Bence siz gayet iyi bir annesiniz. Herkesin böyle zamanları oluyor. Hareketli derken ne yapıyor? Evi sürekli dağıtıyormu? Bir seylerimi kırıyor? Acaba biraz düzen takintinz varda bu sebeple yorgunmu düştünüz. Benimde 22 aylık oğlum var giydirmesi dert, yedirmesi dert, inanın dövme derecesine geliyordum ki, dur dedim kendime. Zararlı olacak şeyleri kıracağı şeyleri kaldırdım.
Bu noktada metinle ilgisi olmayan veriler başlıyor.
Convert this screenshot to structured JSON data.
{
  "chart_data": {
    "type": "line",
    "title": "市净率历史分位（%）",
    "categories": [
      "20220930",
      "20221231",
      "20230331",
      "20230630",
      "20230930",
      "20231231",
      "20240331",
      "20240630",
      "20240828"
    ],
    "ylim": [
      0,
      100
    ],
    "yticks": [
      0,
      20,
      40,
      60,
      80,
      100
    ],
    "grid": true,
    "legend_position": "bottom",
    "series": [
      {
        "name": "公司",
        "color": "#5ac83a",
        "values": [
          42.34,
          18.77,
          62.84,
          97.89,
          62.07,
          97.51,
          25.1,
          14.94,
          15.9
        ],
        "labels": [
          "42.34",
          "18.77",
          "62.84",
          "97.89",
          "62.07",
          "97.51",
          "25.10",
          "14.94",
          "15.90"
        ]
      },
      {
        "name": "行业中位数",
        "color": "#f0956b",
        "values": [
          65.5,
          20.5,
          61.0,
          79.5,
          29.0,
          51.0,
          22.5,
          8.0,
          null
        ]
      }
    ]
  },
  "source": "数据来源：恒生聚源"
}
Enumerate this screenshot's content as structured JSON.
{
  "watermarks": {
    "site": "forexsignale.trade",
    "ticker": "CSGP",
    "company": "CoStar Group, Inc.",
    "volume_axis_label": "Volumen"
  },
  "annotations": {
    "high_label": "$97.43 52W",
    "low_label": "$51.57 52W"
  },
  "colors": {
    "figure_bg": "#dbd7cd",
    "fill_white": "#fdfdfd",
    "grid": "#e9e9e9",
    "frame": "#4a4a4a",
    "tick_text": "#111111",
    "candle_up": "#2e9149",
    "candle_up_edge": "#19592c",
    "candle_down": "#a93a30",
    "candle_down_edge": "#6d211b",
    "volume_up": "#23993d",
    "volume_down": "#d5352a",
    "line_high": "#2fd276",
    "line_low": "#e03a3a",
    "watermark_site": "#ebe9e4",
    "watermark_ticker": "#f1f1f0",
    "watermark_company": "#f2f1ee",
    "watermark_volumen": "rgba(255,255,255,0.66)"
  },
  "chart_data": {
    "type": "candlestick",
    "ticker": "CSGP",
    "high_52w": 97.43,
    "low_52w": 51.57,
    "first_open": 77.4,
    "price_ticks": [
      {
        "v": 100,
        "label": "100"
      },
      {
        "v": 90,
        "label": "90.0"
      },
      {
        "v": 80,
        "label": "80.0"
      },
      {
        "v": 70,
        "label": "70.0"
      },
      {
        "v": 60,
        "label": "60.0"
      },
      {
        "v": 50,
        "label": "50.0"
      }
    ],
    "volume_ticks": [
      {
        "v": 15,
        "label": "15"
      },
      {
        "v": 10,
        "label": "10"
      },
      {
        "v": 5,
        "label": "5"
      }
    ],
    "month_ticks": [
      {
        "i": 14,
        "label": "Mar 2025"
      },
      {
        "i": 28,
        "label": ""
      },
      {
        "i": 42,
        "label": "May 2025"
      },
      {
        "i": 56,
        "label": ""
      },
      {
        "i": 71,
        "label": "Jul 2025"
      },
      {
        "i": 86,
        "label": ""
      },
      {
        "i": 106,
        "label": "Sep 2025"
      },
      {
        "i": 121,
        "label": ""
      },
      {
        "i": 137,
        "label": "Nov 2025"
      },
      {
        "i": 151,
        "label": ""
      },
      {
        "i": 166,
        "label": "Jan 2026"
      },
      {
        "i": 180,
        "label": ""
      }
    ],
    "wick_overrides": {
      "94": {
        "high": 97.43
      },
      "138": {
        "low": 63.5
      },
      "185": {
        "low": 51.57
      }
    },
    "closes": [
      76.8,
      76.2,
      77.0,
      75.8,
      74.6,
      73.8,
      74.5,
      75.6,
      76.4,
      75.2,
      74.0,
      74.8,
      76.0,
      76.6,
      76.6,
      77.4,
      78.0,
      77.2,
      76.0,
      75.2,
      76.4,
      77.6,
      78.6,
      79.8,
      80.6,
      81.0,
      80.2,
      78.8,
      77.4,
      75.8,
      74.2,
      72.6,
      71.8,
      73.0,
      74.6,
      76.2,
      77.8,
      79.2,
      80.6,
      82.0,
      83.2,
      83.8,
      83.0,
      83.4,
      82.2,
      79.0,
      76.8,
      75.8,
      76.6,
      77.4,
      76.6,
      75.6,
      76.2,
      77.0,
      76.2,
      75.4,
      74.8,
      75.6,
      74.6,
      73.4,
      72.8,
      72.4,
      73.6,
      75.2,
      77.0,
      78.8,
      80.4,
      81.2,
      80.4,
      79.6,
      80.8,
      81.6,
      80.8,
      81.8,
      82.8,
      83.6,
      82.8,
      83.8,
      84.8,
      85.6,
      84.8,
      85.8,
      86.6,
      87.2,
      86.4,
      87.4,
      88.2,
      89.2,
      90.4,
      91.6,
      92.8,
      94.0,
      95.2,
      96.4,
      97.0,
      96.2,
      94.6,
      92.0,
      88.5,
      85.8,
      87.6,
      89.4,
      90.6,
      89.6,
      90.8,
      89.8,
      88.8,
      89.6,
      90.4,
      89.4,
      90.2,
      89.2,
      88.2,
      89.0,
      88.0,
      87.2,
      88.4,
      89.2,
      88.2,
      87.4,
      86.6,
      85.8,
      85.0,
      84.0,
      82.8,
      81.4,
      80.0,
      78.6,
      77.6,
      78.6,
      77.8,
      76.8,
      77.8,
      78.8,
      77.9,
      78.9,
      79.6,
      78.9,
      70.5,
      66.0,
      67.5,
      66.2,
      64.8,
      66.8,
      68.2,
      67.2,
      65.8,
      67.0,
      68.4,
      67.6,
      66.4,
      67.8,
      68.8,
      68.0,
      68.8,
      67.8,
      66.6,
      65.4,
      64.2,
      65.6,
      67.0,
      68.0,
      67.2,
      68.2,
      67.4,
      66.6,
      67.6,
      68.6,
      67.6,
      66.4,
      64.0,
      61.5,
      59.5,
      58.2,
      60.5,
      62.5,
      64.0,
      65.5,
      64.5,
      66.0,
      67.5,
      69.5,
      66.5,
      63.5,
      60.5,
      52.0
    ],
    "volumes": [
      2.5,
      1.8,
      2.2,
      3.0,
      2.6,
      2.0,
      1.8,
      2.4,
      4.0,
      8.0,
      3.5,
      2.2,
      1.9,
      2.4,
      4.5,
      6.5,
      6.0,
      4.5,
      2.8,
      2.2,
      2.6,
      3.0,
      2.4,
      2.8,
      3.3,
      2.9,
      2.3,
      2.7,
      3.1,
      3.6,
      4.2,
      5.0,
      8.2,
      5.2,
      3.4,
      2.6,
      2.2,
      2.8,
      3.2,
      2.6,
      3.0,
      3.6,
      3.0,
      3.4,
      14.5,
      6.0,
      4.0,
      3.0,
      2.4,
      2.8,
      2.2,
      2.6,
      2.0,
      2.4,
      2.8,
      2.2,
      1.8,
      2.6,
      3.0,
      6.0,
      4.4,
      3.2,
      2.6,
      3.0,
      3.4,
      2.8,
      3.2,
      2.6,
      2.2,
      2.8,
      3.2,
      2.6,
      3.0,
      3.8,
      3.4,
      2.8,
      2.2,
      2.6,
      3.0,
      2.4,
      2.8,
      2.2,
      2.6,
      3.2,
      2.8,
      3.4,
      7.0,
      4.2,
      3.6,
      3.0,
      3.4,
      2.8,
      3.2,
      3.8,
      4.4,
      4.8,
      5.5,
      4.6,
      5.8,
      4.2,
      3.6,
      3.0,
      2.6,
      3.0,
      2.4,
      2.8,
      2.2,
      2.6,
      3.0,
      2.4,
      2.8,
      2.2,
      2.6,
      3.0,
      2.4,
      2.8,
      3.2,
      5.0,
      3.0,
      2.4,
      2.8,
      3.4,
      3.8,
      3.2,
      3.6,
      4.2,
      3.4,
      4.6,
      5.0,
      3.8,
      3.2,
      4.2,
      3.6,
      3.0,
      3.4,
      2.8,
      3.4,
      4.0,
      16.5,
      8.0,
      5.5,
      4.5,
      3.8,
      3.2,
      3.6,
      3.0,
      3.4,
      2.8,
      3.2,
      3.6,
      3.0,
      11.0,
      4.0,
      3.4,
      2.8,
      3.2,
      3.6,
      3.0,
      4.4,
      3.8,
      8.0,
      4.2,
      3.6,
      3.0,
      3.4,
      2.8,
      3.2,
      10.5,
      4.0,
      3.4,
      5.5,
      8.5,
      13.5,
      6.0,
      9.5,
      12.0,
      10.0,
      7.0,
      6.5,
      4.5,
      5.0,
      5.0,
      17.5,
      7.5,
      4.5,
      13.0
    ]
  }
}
Uzanacagi çekmeceleri kilitledim. Bir tanesine bilastik kaplar koydum oynasın diye. İki yaş cocgu neler yapar araştırdım pedegog dinledim. Yemeğini döküyor ve artık kızmıyorum. küçük bu yaşta dökerek yemesi normal diyorum kendime. Kartlar aldım hikaye kitaplari aldım. oturup kendimi gercekten vererek anlatıyorum oynatiyorum çok deyil 20 dakika en fazla. İnanın başımdan savmak için değilde onunla sevdiğim için oyun oynamanin farkı çok iyi oldu sakinleşti. Birde
gözlemlediğim kadarı paketli gıda tuketirse çok çizgi filim izlerse agrasif oluyor.
 
Maalesef hadi çocuk yapalım aradan çıksın diye yapılan çocuklar böyle oluyor. Hareketli olmasının sebebi yeterli ilgi ve oyunun verilmemesi ilgiden kastım da çizgi film tablet değil maalesef
Ne alaka nerden biliyosun aradan çıksın diye yapıldığını çocuğu yaparlarken orda mıydın?